Although it’s hard to even think about the torture that thousands of bear on bile farms are enduring right this very second it is wonderful to see the lucky few now living in peace at this sanctuary and know there are others like it in China and Vietnam.
I bought a t-shirt, made a donation and bought Christmas cards (my family back in Scotland are going to wonder why on earth they are getting very un-Christmassy cards with photos of bears on them). If I’d had more money on me I would have given more to support the brilliant work of the rescue centre (which gets nothing from the entrance fee to the waterfall).
This time watching the bears was definitely the highlight of my short visit to Luang Prabang.
There are agencies around town organsing trips to the waterfall and you pass the bear rescue centre on your way in, it’s just past the entrance.
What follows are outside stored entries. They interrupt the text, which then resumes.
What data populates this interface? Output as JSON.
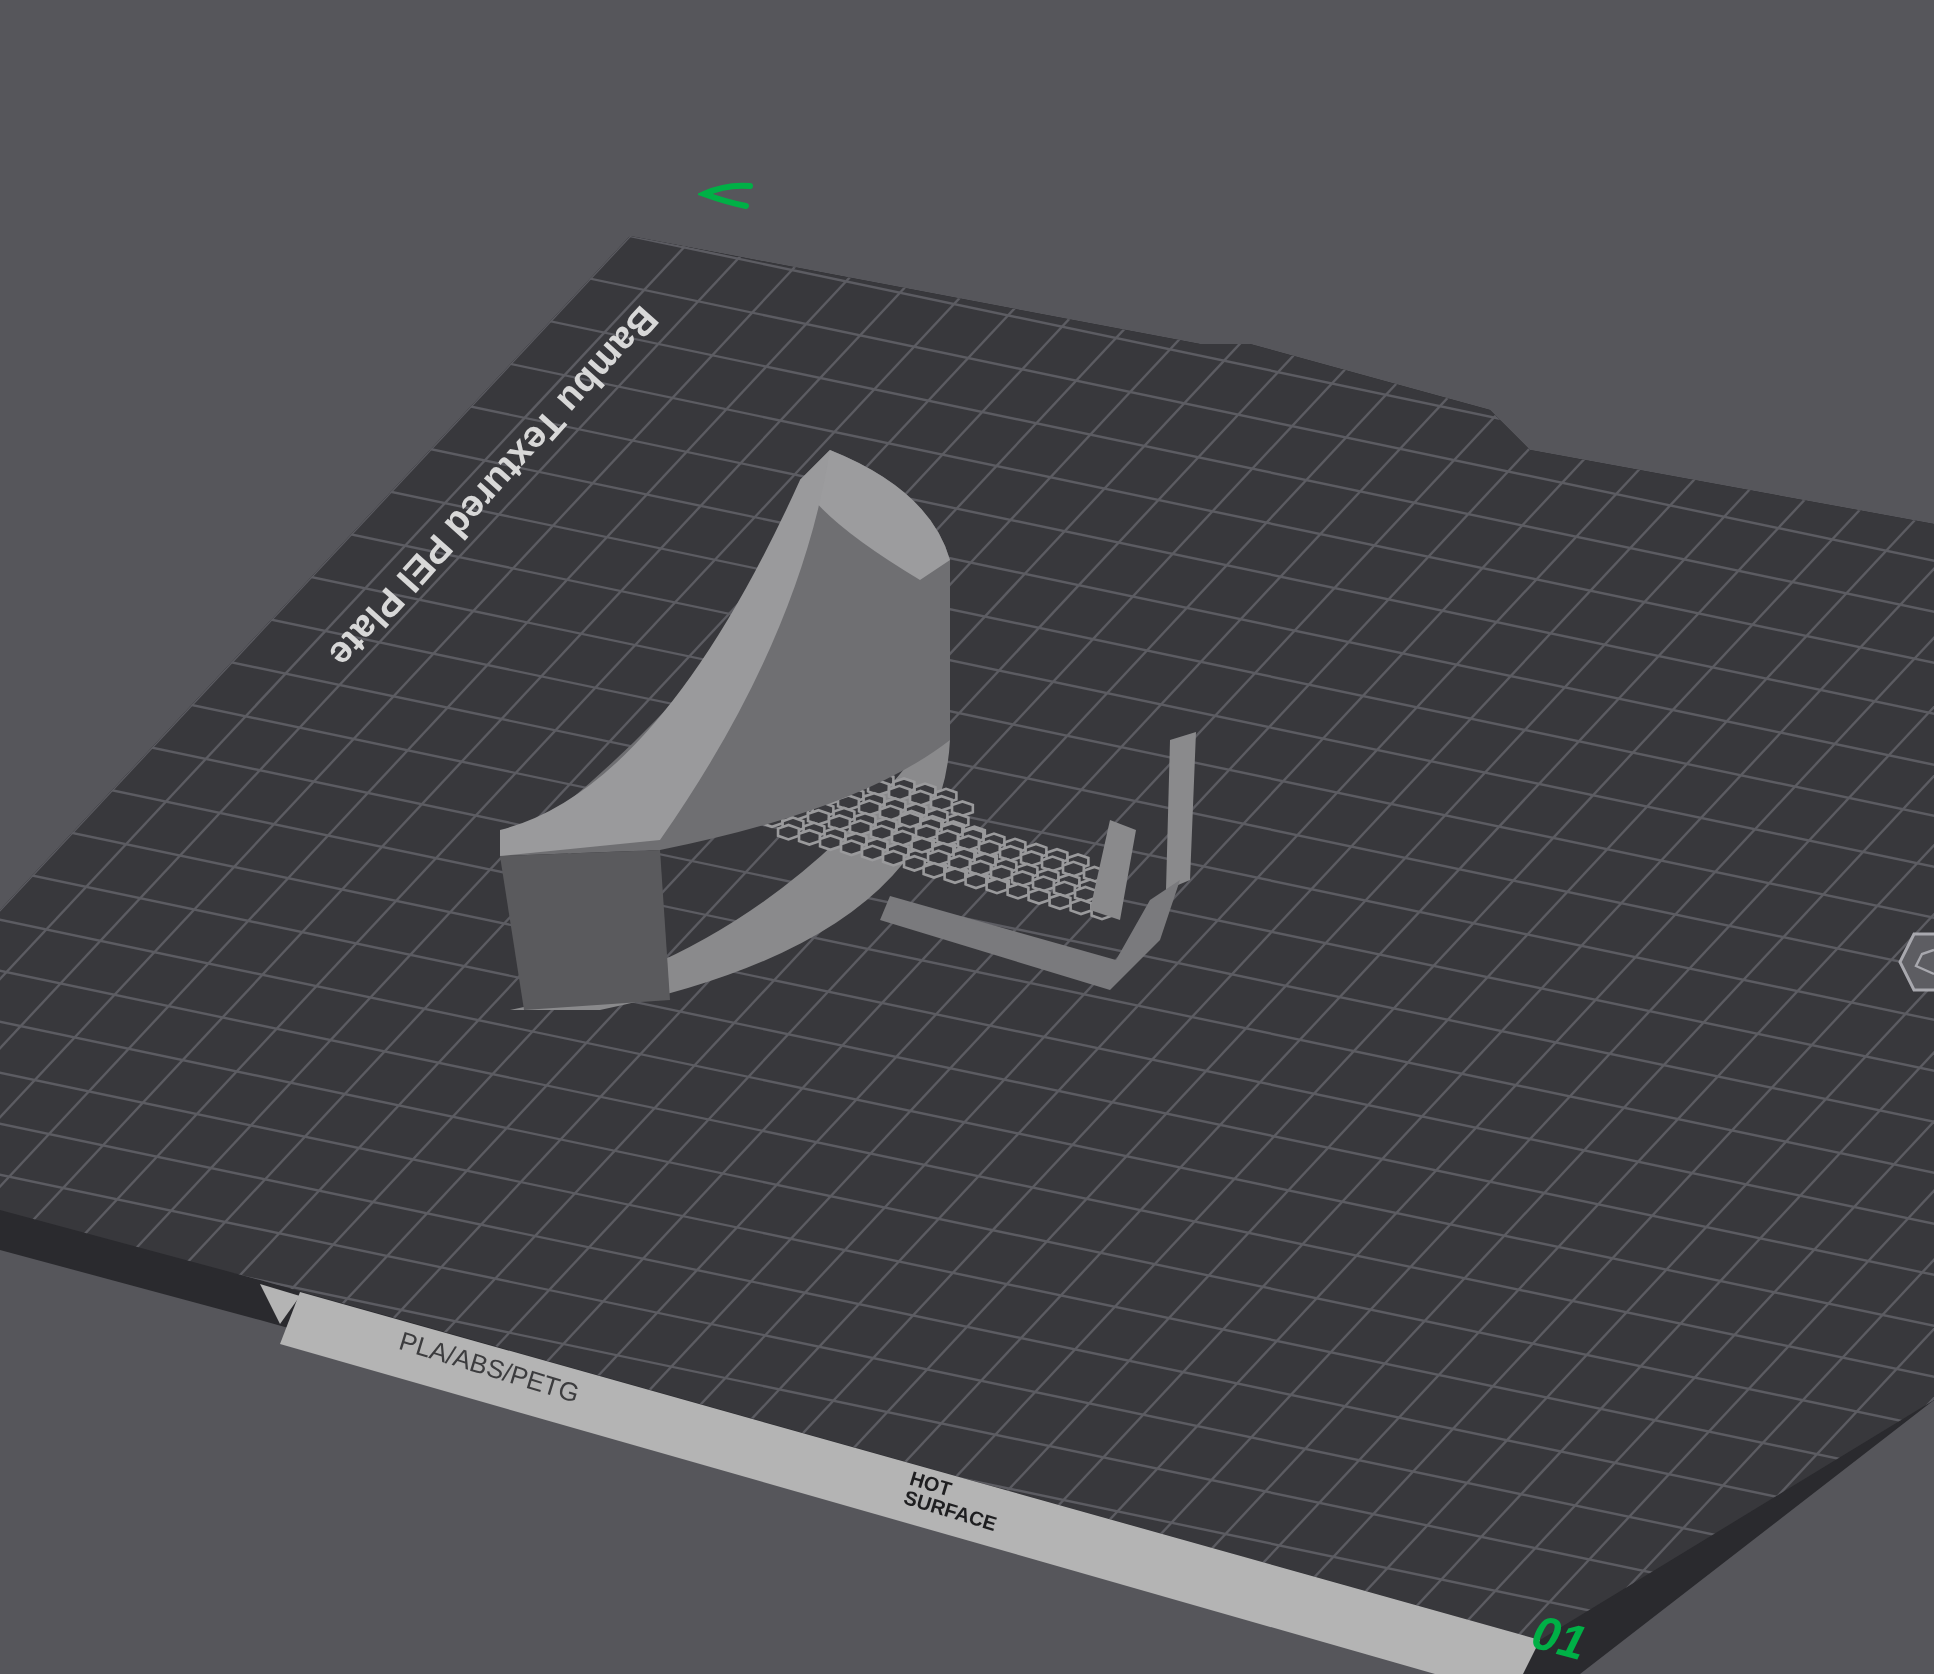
{
  "viewport": {
    "plate": {
      "name": "Bambu Textured PEI Plate",
      "material_label": "PLA/ABS/PETG",
      "warning_label": "HOT SURFACE",
      "plate_number": "01"
    }
  }
}
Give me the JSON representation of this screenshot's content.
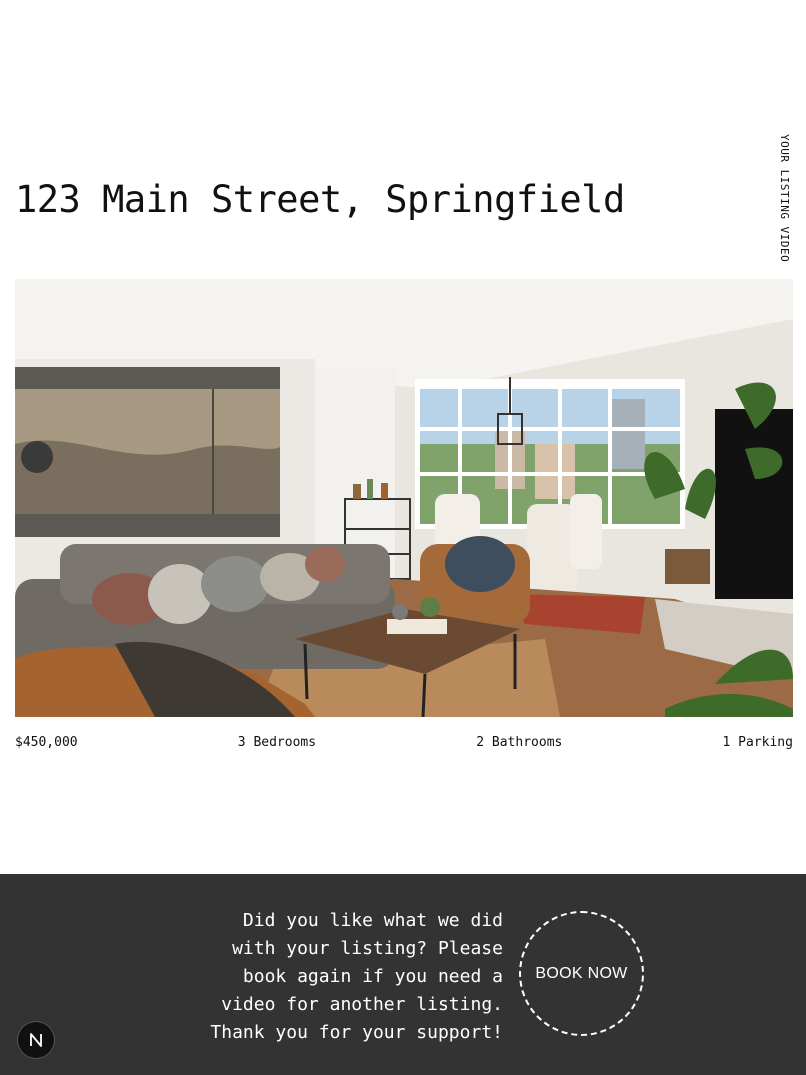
{
  "side_label": "YOUR LISTING VIDEO",
  "listing": {
    "address": "123 Main Street, Springfield",
    "photo_icon": "living-room-photo",
    "stats": {
      "price": "$450,000",
      "bedrooms": "3 Bedrooms",
      "bathrooms": "2 Bathrooms",
      "parking": "1 Parking"
    }
  },
  "footer": {
    "message": "Did you like what we did\nwith your listing? Please\nbook again if you need a\nvideo for another listing.\nThank you for your support!",
    "book_button": "BOOK NOW",
    "badge_icon": "next-logo-icon"
  },
  "colors": {
    "background": "#ffffff",
    "footer_background": "#333333",
    "text": "#111111",
    "footer_text": "#ffffff"
  }
}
I was told the time at the waterfall is quite short on the organised trips so I choose to get a tuk tuk (jumbo) there and back which cost 180,000 kip/US$22, paid on arrival back in LP. Entrance to the waterfall is 20,000 kip.
It’s possible to swim in the pools under the multi-tiered waterfall and there is even a rope swing which looked like a lot of fun. We saw lots of people in standard swimming gear – shorts for the guys, bikinis or one-pieces for girls.
There are lots of stalls and cafes outside the entrance and you can buy food and drinks to take in and enjoy while sitting on a bench gazing at the tumbling water.